By Gerhard Schneibel

Wilson McClure has been a familiar face as a greeter at Kroger in the Fountain Oaks Shopping Center for 10 years.

So that he and his buddies would have a place to meet, the 85-year-old started a Wednesday-morning breakfast group at the store about a year ago. The Liars, Lovers and Lovelies Society consists mostly of men who tout their alma maters and jibe each other, but women also regularly drop by for coffee and doughnuts.

McClure graduated from the University of Georgia. Richard Mitchell graduated from the engineering school at Auburn University.

“See, Auburn graduates a lot of engineers, and they go on to be astronauts and scientists,” Mitchell said during a recent gathering of the group. “Georgia graduates a lot of engineers, and they go on to be meter readers and pole climbers.”

“See what I have to put up with?” McClure said.

Asked why he attends, Ron Miller said, “It’s a habit you can’t break.”

“It’s part of his probation,” someone called out.

The group started informally and has flourished.

“It used to be over at the door.

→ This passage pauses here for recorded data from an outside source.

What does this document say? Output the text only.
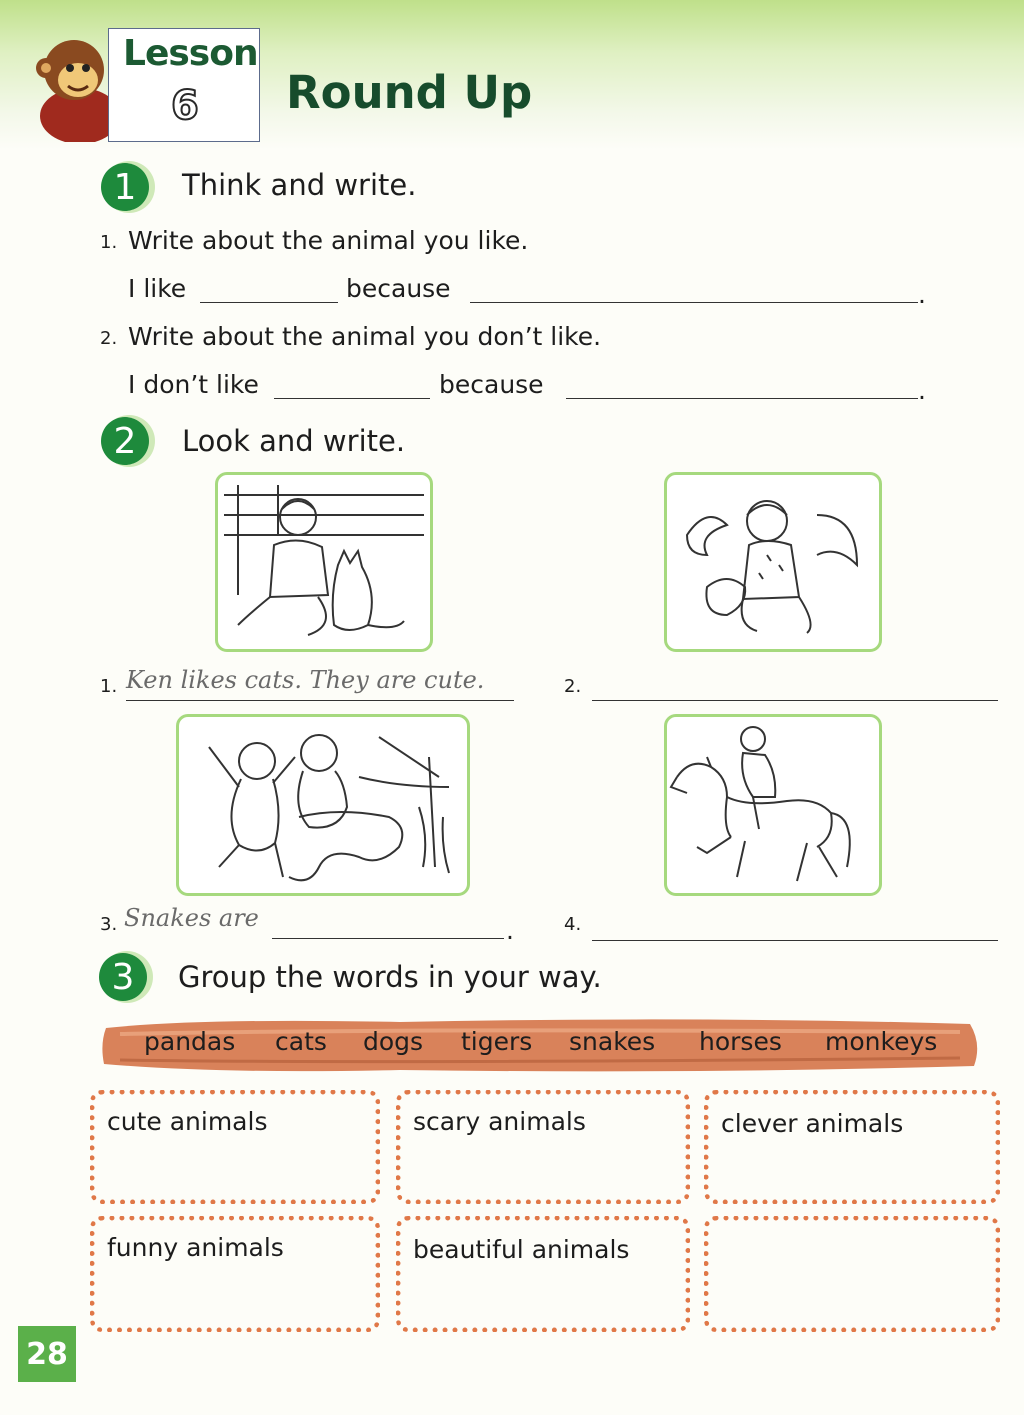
Lesson
6 Round Up
1	Think and write.
1. Write about the animal you like.
I like	because	.
2. Write about the animal you don’t like.
I don’t like	because	.
2	Look and write.
1. Ken likes cats. They are cute.	2.
3. Snakes are	.	4.
3	Group the words in your way.
pandas cats dogs tigers snakes horses monkeys
cute animals	scary animals	clever animals
funny animals	beautiful animals
28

Wilson would have a little coffee over there, and you’d stop and get yourself a cup of coffee, and then we started congregating,” Miller said.

McClure spent his career years in business, working for Southern Bell and later Harry Norman, Realtors. At one point he planned to be a doctor and did pre-medical studies at Emory University, but his time as a World War II medic in the South Pacific changed his mind.

“I knew it wasn’t for me. I had seen enough dead people,” he said. “My mother told me, ‘Son, do what you want.’ So I went to Georgia.”

Another regular is Al Kolb, a University of Indiana graduate who composed and sings the group’s fight song.

“There’s always something to laugh about, and sometimes we even talk about a serious things like politics. Sometimes we even get good advice,” he said.

“Starbucks has nothing on us,” Miller said, adding that Kolb has no inhibitions about “standing there and reading poetry.”

The group is unusual because “in this age category, there aren’t too many other places you can go,” he said. “We can go back and reminisce. … Harold (Baily) and Wilson were just teenagers when they went into World War II. Nobody now understands that.”

Jean Taylor, who sometimes stops by later in the morning, said the group is about “friends, food, coffee.” Despite being boisterous, McClure and his friends are polite to her. “He always pours my coffee,” she said.

McClure’s wife, Helen, said the group gives the seniors a sense of community, and they support one another through whatever struggles they face.

“What is there now to support you when you’ve lost your loved ones and get old and retired?” she said. “It’s just solace; it’s good for people to have somebody to talk to.”

Jack Boyd, the manager of the Fountain Oaks Kroger, said the company is happy to provide coffee and have McClure’s group in the store every Wednesday. “I think it’s a way for them to get out and enjoy each other’s company, and it’s just a little something we can do for them and for the community.”